Georgetown University student Arisaid Gonzalez Porras, also a Dreamer, told United We Dream; “I’m grateful the Supreme Court recognized what I already knew, that DACA is right. I was 16 years old when I first got my DACA protections. In that time, DACA has allowed me to dream big, it has allowed me to travel, to work, to feel like the rest of my peers.”

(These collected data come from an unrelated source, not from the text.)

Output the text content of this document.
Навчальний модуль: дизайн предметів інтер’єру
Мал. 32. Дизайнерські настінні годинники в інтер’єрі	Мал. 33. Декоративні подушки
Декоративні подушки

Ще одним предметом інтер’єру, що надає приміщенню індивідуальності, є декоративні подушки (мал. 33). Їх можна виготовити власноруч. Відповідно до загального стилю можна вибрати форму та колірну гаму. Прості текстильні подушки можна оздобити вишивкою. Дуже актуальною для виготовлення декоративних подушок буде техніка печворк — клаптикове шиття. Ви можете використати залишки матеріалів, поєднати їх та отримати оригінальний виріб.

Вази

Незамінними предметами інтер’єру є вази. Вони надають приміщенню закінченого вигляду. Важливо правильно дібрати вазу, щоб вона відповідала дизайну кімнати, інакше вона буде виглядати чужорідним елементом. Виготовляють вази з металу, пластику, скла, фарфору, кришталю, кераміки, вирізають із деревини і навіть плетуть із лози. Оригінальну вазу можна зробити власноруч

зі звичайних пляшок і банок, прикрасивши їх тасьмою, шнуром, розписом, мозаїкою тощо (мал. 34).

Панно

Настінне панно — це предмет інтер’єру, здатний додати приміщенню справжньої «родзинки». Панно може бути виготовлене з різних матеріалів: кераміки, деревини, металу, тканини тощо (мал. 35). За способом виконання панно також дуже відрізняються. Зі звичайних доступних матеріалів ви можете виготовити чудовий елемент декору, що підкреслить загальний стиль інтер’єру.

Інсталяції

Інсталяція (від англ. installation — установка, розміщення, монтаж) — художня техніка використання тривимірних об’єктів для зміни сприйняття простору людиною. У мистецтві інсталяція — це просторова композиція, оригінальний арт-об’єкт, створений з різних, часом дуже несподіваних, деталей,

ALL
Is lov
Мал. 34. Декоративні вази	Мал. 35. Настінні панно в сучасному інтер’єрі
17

“Yet, this is not enough.,” Gonzalez Porras warned. “DACA is still only a temporary permit and doesn’t protect the over 11 million undocumented people in this country. This decision does not mean the Trump administration will not attempt to rescind the program again, and we need all our state and local elected officials to take action to protect DACA recipients in their communities. The fight will continue for a permanent solution that helps people without hurting people.
“Home is here!” Gonzalez Porras concluded, using United We Dream’s theme.
Trump left no doubt as to his intentions in the matter: “Now we have to start this process all over again,” he wrote in a Twitter post.
Undaunted, Martinez Rosas told the Hill, “We’re going to take him out in November.”